Wednesday 22 November 2017

Smaller loans could still be transferred to NAMA

Emmet Oliver and Michael Brennan

Smaller property loans held by solicitors, doctors and auctioneers could yet transfer into NAMA despite a commitment from the new Government that they would continue to be managed by the banks.

Meanwhile, NAMA will also be made more transparent and new appointments are likely under a revised IMF/EU plan. Corporate governance must improve at the agency, says the plan, and expenses must also be slashed. The agency has been ordered to sell 25pc of its assets within two years.

The new revised IMF/EU programme shows that the Government remains in two minds about what to do with smaller loans, which are worth less than €20m.

The Fianna Fail/Green Party government planned to move these smaller loans into the agency, but this position was reversed by the new Government.

The new plan states: "Currently the Government no longer intends to transfer these assets to NAMA.'' Instead AIB and Bank of Ireland will be asked to produce plans to sell off loans (known as deleveraging), potentially including these smaller loans.

But the new plan admits this may not be "feasible'' and other options would then come into play.


"We will find and implement alternative ways to meet the deleveraging goals and may reconsider the possibility of transferring the remaining loans to NAMA,'' says the new plan.

The loans in question are often held by investors in syndicates. These investors normally involve professionals such as doctors, barristers, solicitors, auctioneers and sometimes bank executives themselves.

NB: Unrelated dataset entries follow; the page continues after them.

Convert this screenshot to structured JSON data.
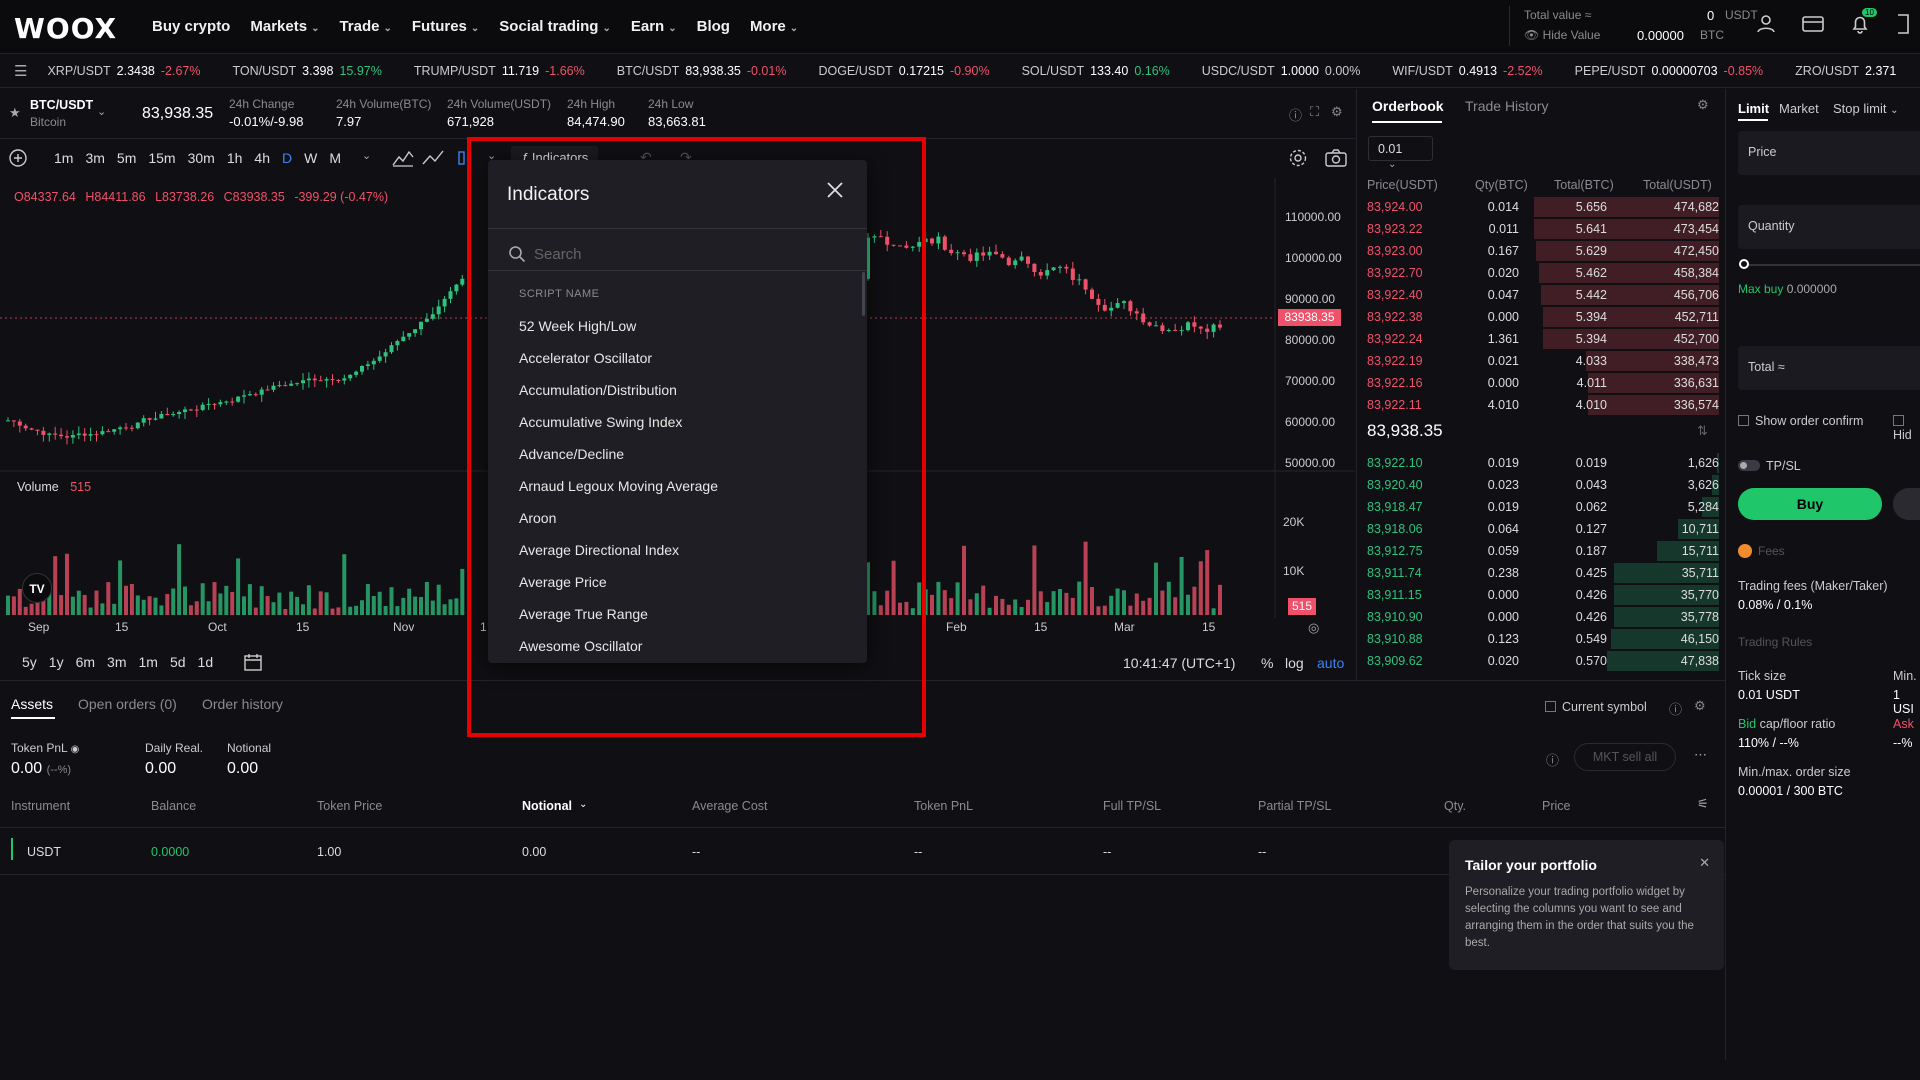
{
  "nav": {
    "logo": "WOOX",
    "items": [
      {
        "label": "Buy crypto",
        "dropdown": false
      },
      {
        "label": "Markets",
        "dropdown": true
      },
      {
        "label": "Trade",
        "dropdown": true
      },
      {
        "label": "Futures",
        "dropdown": true
      },
      {
        "label": "Social trading",
        "dropdown": true
      },
      {
        "label": "Earn",
        "dropdown": true
      },
      {
        "label": "Blog",
        "dropdown": false
      },
      {
        "label": "More",
        "dropdown": true
      }
    ],
    "total_value_label": "Total value",
    "total_value_usdt": "0",
    "usdt": "USDT",
    "hide_value": "Hide Value",
    "total_value_btc": "0.00000",
    "btc": "BTC",
    "notif_count": "10"
  },
  "ticker": [
    {
      "pair": "XRP/USDT",
      "price": "2.3438",
      "change": "-2.67%",
      "dir": "neg"
    },
    {
      "pair": "TON/USDT",
      "price": "3.398",
      "change": "15.97%",
      "dir": "pos"
    },
    {
      "pair": "TRUMP/USDT",
      "price": "11.719",
      "change": "-1.66%",
      "dir": "neg"
    },
    {
      "pair": "BTC/USDT",
      "price": "83,938.35",
      "change": "-0.01%",
      "dir": "neg"
    },
    {
      "pair": "DOGE/USDT",
      "price": "0.17215",
      "change": "-0.90%",
      "dir": "neg"
    },
    {
      "pair": "SOL/USDT",
      "price": "133.40",
      "change": "0.16%",
      "dir": "pos"
    },
    {
      "pair": "USDC/USDT",
      "price": "1.0000",
      "change": "0.00%",
      "dir": "zero"
    },
    {
      "pair": "WIF/USDT",
      "price": "0.4913",
      "change": "-2.52%",
      "dir": "neg"
    },
    {
      "pair": "PEPE/USDT",
      "price": "0.00000703",
      "change": "-0.85%",
      "dir": "neg"
    },
    {
      "pair": "ZRO/USDT",
      "price": "2.371",
      "change": "",
      "dir": "zero"
    }
  ],
  "symbol": {
    "pair": "BTC/USDT",
    "name": "Bitcoin",
    "price": "83,938.35",
    "stats": [
      {
        "label": "24h Change",
        "value": "-0.01%/-9.98",
        "color": "#f0516a"
      },
      {
        "label": "24h Volume(BTC)",
        "value": "7.97",
        "color": "#ffffff"
      },
      {
        "label": "24h Volume(USDT)",
        "value": "671,928",
        "color": "#ffffff"
      },
      {
        "label": "24h High",
        "value": "84,474.90",
        "color": "#ffffff"
      },
      {
        "label": "24h Low",
        "value": "83,663.81",
        "color": "#ffffff"
      }
    ]
  },
  "toolbar": {
    "intervals": [
      "1m",
      "3m",
      "5m",
      "15m",
      "30m",
      "1h",
      "4h",
      "D",
      "W",
      "M"
    ],
    "active_interval": "D",
    "indicators_label": "Indicators"
  },
  "ohlc": {
    "o": "O84337.64",
    "h": "H84411.86",
    "l": "L83738.26",
    "c": "C83938.35",
    "chg": "-399.29 (-0.47%)"
  },
  "chart": {
    "price_axis": [
      "110000.00",
      "100000.00",
      "90000.00",
      "80000.00",
      "70000.00",
      "60000.00",
      "50000.00"
    ],
    "current_price_tag": "83938.35",
    "volume_label": "Volume",
    "volume_value": "515",
    "volume_axis": [
      "20K",
      "10K"
    ],
    "volume_tag": "515",
    "time_axis": [
      "Sep",
      "15",
      "Oct",
      "15",
      "Nov",
      "1",
      "Feb",
      "15",
      "Mar",
      "15"
    ]
  },
  "bottombar": {
    "ranges": [
      "5y",
      "1y",
      "6m",
      "3m",
      "1m",
      "5d",
      "1d"
    ],
    "clock": "10:41:47 (UTC+1)",
    "pct": "%",
    "log": "log",
    "auto": "auto"
  },
  "indicators": {
    "title": "Indicators",
    "search_placeholder": "Search",
    "section": "SCRIPT NAME",
    "items": [
      "52 Week High/Low",
      "Accelerator Oscillator",
      "Accumulation/Distribution",
      "Accumulative Swing Index",
      "Advance/Decline",
      "Arnaud Legoux Moving Average",
      "Aroon",
      "Average Directional Index",
      "Average Price",
      "Average True Range",
      "Awesome Oscillator"
    ]
  },
  "orderbook": {
    "tabs": [
      "Orderbook",
      "Trade History"
    ],
    "tick": "0.01",
    "headers": [
      "Price(USDT)",
      "Qty(BTC)",
      "Total(BTC)",
      "Total(USDT)"
    ],
    "asks": [
      [
        "83,924.00",
        "0.014",
        "5.656",
        "474,682"
      ],
      [
        "83,923.22",
        "0.011",
        "5.641",
        "473,454"
      ],
      [
        "83,923.00",
        "0.167",
        "5.629",
        "472,450"
      ],
      [
        "83,922.70",
        "0.020",
        "5.462",
        "458,384"
      ],
      [
        "83,922.40",
        "0.047",
        "5.442",
        "456,706"
      ],
      [
        "83,922.38",
        "0.000",
        "5.394",
        "452,711"
      ],
      [
        "83,922.24",
        "1.361",
        "5.394",
        "452,700"
      ],
      [
        "83,922.19",
        "0.021",
        "4.033",
        "338,473"
      ],
      [
        "83,922.16",
        "0.000",
        "4.011",
        "336,631"
      ],
      [
        "83,922.11",
        "4.010",
        "4.010",
        "336,574"
      ]
    ],
    "ask_depth": [
      0.99,
      0.99,
      0.98,
      0.96,
      0.95,
      0.94,
      0.94,
      0.71,
      0.7,
      0.7
    ],
    "mid": "83,938.35",
    "bids": [
      [
        "83,922.10",
        "0.019",
        "0.019",
        "1,626"
      ],
      [
        "83,920.40",
        "0.023",
        "0.043",
        "3,626"
      ],
      [
        "83,918.47",
        "0.019",
        "0.062",
        "5,284"
      ],
      [
        "83,918.06",
        "0.064",
        "0.127",
        "10,711"
      ],
      [
        "83,912.75",
        "0.059",
        "0.187",
        "15,711"
      ],
      [
        "83,911.74",
        "0.238",
        "0.425",
        "35,711"
      ],
      [
        "83,911.15",
        "0.000",
        "0.426",
        "35,770"
      ],
      [
        "83,910.90",
        "0.000",
        "0.426",
        "35,778"
      ],
      [
        "83,910.88",
        "0.123",
        "0.549",
        "46,150"
      ],
      [
        "83,909.62",
        "0.020",
        "0.570",
        "47,838"
      ]
    ],
    "bid_depth": [
      0.01,
      0.04,
      0.09,
      0.22,
      0.33,
      0.56,
      0.56,
      0.56,
      0.58,
      0.6
    ]
  },
  "order": {
    "tabs": [
      "Limit",
      "Market",
      "Stop limit"
    ],
    "price_label": "Price",
    "quantity_label": "Quantity",
    "max_buy": "Max buy",
    "max_buy_value": "0.000000",
    "total_label": "Total",
    "show_confirm": "Show order confirm",
    "hidden": "Hid",
    "tpsl": "TP/SL",
    "buy": "Buy",
    "fees": "Fees",
    "fees_label": "Trading fees (Maker/Taker)",
    "fees_value": "0.08% / 0.1%",
    "rules": "Trading Rules",
    "tick_label": "Tick size",
    "tick_value": "0.01 USDT",
    "min_label": "Min.",
    "min_value": "1 USI",
    "bid_word": "Bid",
    "bid_rest": "cap/floor ratio",
    "bid_value": "110% / --%",
    "ask_label": "Ask",
    "ask_value": "--%",
    "minmax_label": "Min./max. order size",
    "minmax_value": "0.00001 / 300 BTC"
  },
  "assets": {
    "tabs": [
      "Assets",
      "Open orders (0)",
      "Order history"
    ],
    "current_symbol": "Current symbol",
    "mkt_sell": "MKT sell all",
    "pnl_items": [
      {
        "label": "Token PnL",
        "value": "0.00",
        "sub": "(--%)"
      },
      {
        "label": "Daily Real.",
        "value": "0.00",
        "sub": ""
      },
      {
        "label": "Notional",
        "value": "0.00",
        "sub": ""
      }
    ],
    "columns": [
      "Instrument",
      "Balance",
      "Token Price",
      "Notional",
      "Average Cost",
      "Token PnL",
      "Full TP/SL",
      "Partial TP/SL",
      "Qty.",
      "Price"
    ],
    "row": [
      "USDT",
      "0.0000",
      "1.00",
      "0.00",
      "--",
      "--",
      "--",
      "--"
    ]
  },
  "tailor": {
    "title": "Tailor your portfolio",
    "body": "Personalize your trading portfolio widget by selecting the columns you want to see and arranging them in the order that suits you the best."
  },
  "colors": {
    "up": "#2ec27e",
    "down": "#f0516a",
    "accent": "#1fc76a",
    "panel": "#1e1e24",
    "highlight": "#e60000"
  }
}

Most analysts expect losses among the smaller property loans to be even higher than losses posted by big developers. This is because smaller investors often have no security when the loans turn sour. It is also because these smaller investors tended to buy land in areas outside the main cities and these assets have been hit hardest by the downturn.

Finance Minister Michael Noonan said the banks needed to be "restructured to a size more appropriate to an economy the size of Ireland's".

Mr Noonan said NAMA was working on a plan to provide loans for residential and commercial property deals, particularly for deals involving AIB and Bank of Ireland, the "pillar banks''.

"In that context, I understand that the agency is currently preparing detailed plans and that it proposes to enter into discussions with the two pillar banks shortly,'' said Mr Noonan. "I would also mention that within the context of its commercial remit and consistent with section 2 of the National Asset Management Agency Act 2009, NAMA is at all times open to considering proposals aimed at contributing to broader social and economic objectives,'' he added.

"NAMA assures me that it will play a key social and economic role by regenerating activity in the property market through its asset sales strategy and through its provision of liquidity to the banks in the form of NAMA securities which can be used as collateral for funding."